Standing L-R: Rondell Torres (Senior Sustainable Business Manager, Unilever), Mitch Cao (Secretary, Linis-Ganda), Joemar Capili (Environment Specialist II, Quezon City Environment Protection and Waste Management Department), Karla Ramos (Planning Officer, Quezon City Environment Protection and Waste Management Department), Atty. Angela Edralin (Environmental Performance and Community Relations Director, Republic Cement)
Seated L-R: Roberto Paligutan (Quezon City Environment Multi-purpose Cooperative Chairman, Linis-Ganda) Lumen Teves (Vice Chairwoman, Linis-Ganda) Ed Sunico (Vice President for Sustainable Business and Communications, Unilever), Lavin Gonzaga (Community Relations and Sustainability Manager, Unilever)
Unilever Philippines launched “Misis Walastik” in 2012, making this the longest-running environmental sustainability program of the company.
Misis Walastik is a community-based waste collection program for flexible plastics, such as sachets, plastic bags, and other single-use packaging, with an incentive to encourage proper waste management.
The program is now present in over 370 barangays across Metro Manila and nearby provinces through partnerships with local governments, private organizations, and other stakeholders in the waste value chain. One of these highly valued partners is Linis Ganda, the widest junkshop network in the Philippines with a stronghold in Quezon City.
Under the program, each junkshop or recycler part of the Linis Ganda network has a designated area of collection and their Eco Aides— your traditional “mag-kakariton” who collects newspapers, bottles and other recyclables that go from house to house to gather the items for reselling and processing. Eco Aides have been upskilled as Information and Education champions through provision of training and communication materials which they use to engage households to participate in the program.

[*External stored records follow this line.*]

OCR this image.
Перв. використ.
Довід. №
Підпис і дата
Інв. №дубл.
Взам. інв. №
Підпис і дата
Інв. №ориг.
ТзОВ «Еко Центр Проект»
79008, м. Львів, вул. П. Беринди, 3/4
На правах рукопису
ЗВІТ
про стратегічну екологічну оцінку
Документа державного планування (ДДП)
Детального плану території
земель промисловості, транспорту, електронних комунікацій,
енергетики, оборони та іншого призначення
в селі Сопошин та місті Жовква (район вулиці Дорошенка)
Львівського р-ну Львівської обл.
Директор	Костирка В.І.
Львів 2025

Applying the principles KOLEK (“collect”), KILO (“weigh”) and KITA (“pay / earn”) in Surf Misis Walastik, each household segregates and collects flexible packaging waste then turns it over to their roving Ecoaide.
Households are given a cash incentive for every kilo of plastic thus providing additional income for both the informal waste sector and participating households.
Plastic waste that are otherwise discarded are now collected and matched with an incentive, similar to how other recyclables are recovered.
Utilizing the junkshop network and infrastructure in place, the Surf Misis Walastik program is able to scale faster in areas where residents are already practicing waste segregation and recycling.
Now entering its third year, the Unilever and Linis Ganda partnership has successfully collected over 230MT of plastic waste and provided incentives near Php2M.
Truly, partnerships for purpose last when it is both good for the people and the planet.